The achievements of generative AI, since ChatGPT grabbed media attention almost a year ago, have redefined digital transformation, the user experience, KM, and the enterprise value of data. The potential applications for generative AI are still being discovered and discussed.
Applying large language models (LLMs) to produce content for sales and marketing is the least of it. Employing ChatGPT for retrieving information, amalgamating and summarizing results, and turning search into question-answering is only the beginning.
In addition to absorbing unstructured text, documents, ideas, and approaches for fulfilling business objectives, foundation models can also generate images, videos, and digital objects. The user experience is transformed when this content is paired with textual applications to simplify requirements for completing tasks so that the model “does it for you,” commented Jeff Kaplan, SkyView Innovations CEO.
With these digital replications of real-time production and data systems, “things like training and simulations and supply chain optimization could be enormous,” Kaplan said. The visual accuracy and conformity to real-world systems depicted by digital twins for such use cases are impressive. “
There is an AI technology that allows you to take a video and then bring it into Unreal Engine, which is the gaming platform that powers Fortnite and things like that, and now you have a full digital twin of your environment,” Kaplan divulged.
Data privacy: Perhaps the foremost concern orga- nizations have about employing LLMs, ChatGPT, and other iterations of foundation models is the issue of privacy. According to Kaplan, it’s not always apparent how to deploy these models so companies can successfully “adopt them to your business processes and meet your security needs, your data needs, your privacy, your authentication.”

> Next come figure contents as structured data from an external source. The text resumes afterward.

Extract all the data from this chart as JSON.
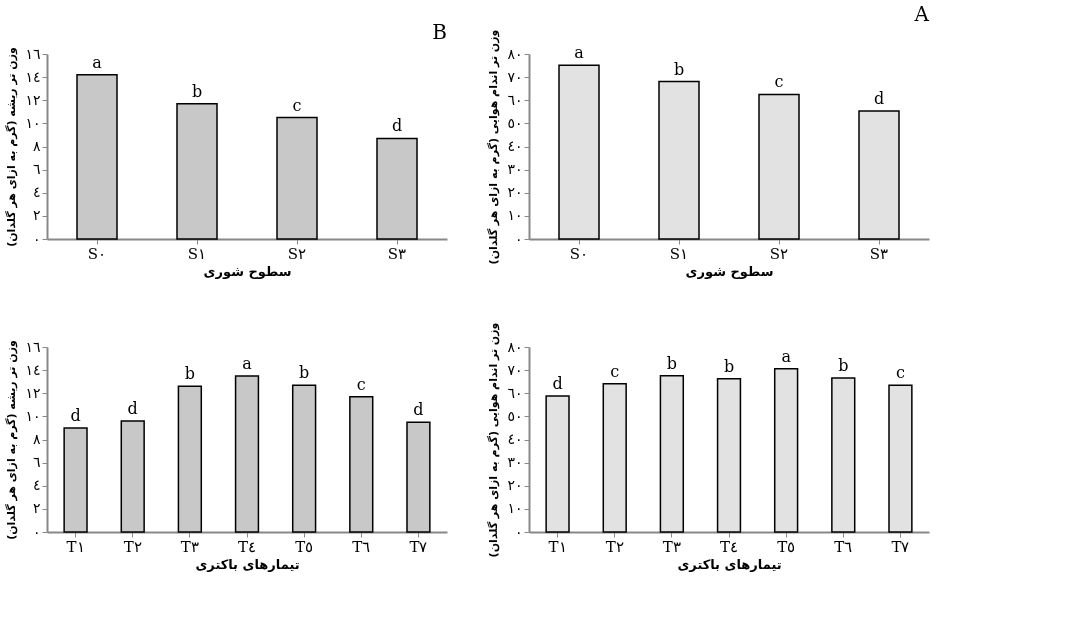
{
  "chart_data": [
    {
      "type": "bar",
      "title": "B",
      "xlabel": "سطوح شوری",
      "ylabel": "وزن تر ریشه (گرم به ازای هر گلدان)",
      "categories": [
        "S٠",
        "S١",
        "S٢",
        "S٣"
      ],
      "values": [
        14.2,
        11.7,
        10.5,
        8.7
      ],
      "value_labels": [
        "a",
        "b",
        "c",
        "d"
      ],
      "color": "#c8c8c8",
      "ylim": [
        0,
        16
      ],
      "yticks": [
        {
          "value": 0,
          "label": "٠"
        },
        {
          "value": 2,
          "label": "٢"
        },
        {
          "value": 4,
          "label": "٤"
        },
        {
          "value": 6,
          "label": "٦"
        },
        {
          "value": 8,
          "label": "٨"
        },
        {
          "value": 10,
          "label": "١٠"
        },
        {
          "value": 12,
          "label": "١٢"
        },
        {
          "value": 14,
          "label": "١٤"
        },
        {
          "value": 16,
          "label": "١٦"
        }
      ],
      "grid": false
    },
    {
      "type": "bar",
      "title": "A",
      "xlabel": "سطوح شوری",
      "ylabel": "وزن تر اندام هوایی (گرم به ازای هر گلدان)",
      "categories": [
        "S٠",
        "S١",
        "S٢",
        "S٣"
      ],
      "values": [
        75.1,
        68.1,
        62.5,
        55.3
      ],
      "value_labels": [
        "a",
        "b",
        "c",
        "d"
      ],
      "color": "#e2e2e2",
      "ylim": [
        0,
        80
      ],
      "yticks": [
        {
          "value": 0,
          "label": "٠"
        },
        {
          "value": 10,
          "label": "١٠"
        },
        {
          "value": 20,
          "label": "٢٠"
        },
        {
          "value": 30,
          "label": "٣٠"
        },
        {
          "value": 40,
          "label": "٤٠"
        },
        {
          "value": 50,
          "label": "٥٠"
        },
        {
          "value": 60,
          "label": "٦٠"
        },
        {
          "value": 70,
          "label": "٧٠"
        },
        {
          "value": 80,
          "label": "٨٠"
        }
      ],
      "grid": false
    },
    {
      "type": "bar",
      "xlabel": "تیمارهای باکتری",
      "ylabel": "وزن تر ریشه (گرم به ازای هر گلدان)",
      "categories": [
        "T١",
        "T٢",
        "T٣",
        "T٤",
        "T٥",
        "T٦",
        "T٧"
      ],
      "values": [
        9.0,
        9.6,
        12.6,
        13.5,
        12.7,
        11.7,
        9.5
      ],
      "value_labels": [
        "d",
        "d",
        "b",
        "a",
        "b",
        "c",
        "d"
      ],
      "color": "#c8c8c8",
      "ylim": [
        0,
        16
      ],
      "yticks": [
        {
          "value": 0,
          "label": "٠"
        },
        {
          "value": 2,
          "label": "٢"
        },
        {
          "value": 4,
          "label": "٤"
        },
        {
          "value": 6,
          "label": "٦"
        },
        {
          "value": 8,
          "label": "٨"
        },
        {
          "value": 10,
          "label": "١٠"
        },
        {
          "value": 12,
          "label": "١٢"
        },
        {
          "value": 14,
          "label": "١٤"
        },
        {
          "value": 16,
          "label": "١٦"
        }
      ],
      "grid": false
    },
    {
      "type": "bar",
      "xlabel": "تیمارهای باکتری",
      "ylabel": "وزن تر اندام هوایی (گرم به ازای هر گلدان)",
      "categories": [
        "T١",
        "T٢",
        "T٣",
        "T٤",
        "T٥",
        "T٦",
        "T٧"
      ],
      "values": [
        58.8,
        64.1,
        67.6,
        66.3,
        70.6,
        66.6,
        63.5
      ],
      "value_labels": [
        "d",
        "c",
        "b",
        "b",
        "a",
        "b",
        "c"
      ],
      "color": "#e2e2e2",
      "ylim": [
        0,
        80
      ],
      "yticks": [
        {
          "value": 0,
          "label": "٠"
        },
        {
          "value": 10,
          "label": "١٠"
        },
        {
          "value": 20,
          "label": "٢٠"
        },
        {
          "value": 30,
          "label": "٣٠"
        },
        {
          "value": 40,
          "label": "٤٠"
        },
        {
          "value": 50,
          "label": "٥٠"
        },
        {
          "value": 60,
          "label": "٦٠"
        },
        {
          "value": 70,
          "label": "٧٠"
        },
        {
          "value": 80,
          "label": "٨٠"
        }
      ],
      "grid": false
    }
  ]
}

The application of these (and countless other) foundation models to the very way humans work, communicate, and use technology is quietly producing an even more profound result. According to Medhat Galal, Appian senior VP of engineering, “Think of the spectrum of human-to-computer interactions. Normally, we use low code to bridge the gap between what users want and what the application can do. LLMs bring that notion, that continuous spectrum, closer to the user, where they get to use their language, as opposed to the [system’s] language, to understand things.”
Foundation models, trained on vast quantities of data, function as general-purpose platforms for any number of AI applications, including generative AI. According to the U.K.’s CMA, an independent, non-ministerial U.K. government department, foundation models “have the potential to transform much of what people and businesses do across the spectrum of human activity, from searching, to learning, to creating, to how we solve problems across health, engineering, design and education, to name just a few domains. In the process, as with any technology breakthrough, they will disrupt existing markets and create new ones (assets.publishing.service.gov. uk/media/64528e622f62220013a6a491/AI_Foundation_Mod- els_-_Initial_review_.pdf).
These are some of the more utilitarian applications that users can commission via natural language:
♦ Knowledge management: Foundation models can create entire data models, taxonomies, knowledge graphs, descriptions of content, and pertinent classifications—which humans can oversee and readily adjust as needed.
♦ Business intelligence: These models can not only search through desired data for ad hoc question-answering, but also generate visualizations, reports, and diagrams to illustrate them.
♦ Intelligent process automation: Foundation model techniques are employed to create digital versions of documents and other content that becomes what Galal termed “web-friendly” and amenable to upstream or downstream processes in IT systems.
The most powerful of these use cases, which also involve application development and digital twins, combine textual and visual capabilities. They can be performed on-the-fly, in real time, and according to human-specified constraints to eliminate incorrect results.
Nonetheless, none of these possibilities negate the fact that generative AI does not solve all digital transformation dilemmas. “There’s a whole lot of things that enterprises require for these things to be sensible, viable, and not a risk,” added Sean Martin, Cambridge Semantics CTO. “There’s a whole list of tick boxes that have to be ticked off. ChatGPT all by itself doesn’t tick those boxes.”
ChatGPT is well on its way to becoming synonymous with LLMs, but that’s inaccurate. It’s a digital agent that uses LLM techniques to understand prompts in natural language and perform various activities. It can search through vast amounts of information (typically electronic) related to a prompt, synthesize the results, issue them in natural language according to user specifications, or generate endless varieties of text on demand. Depending on the prompt, ChatGPT may be able to answer questions and generate written content based on its training data without additional searching.
Nevertheless, ChatGPT is not a search engine. “LLMs are not a knowledge store,” Martin cautioned. “The knowledge that’s in them is a by-product of how they were trained.” LLMs are foundation models trained on vast quantities of text used to understand and generate additional text. Foundation models are advanced machine learning models trained on enormous data quantities that are applicable to multiple tasks; they typically involve transformer architecture.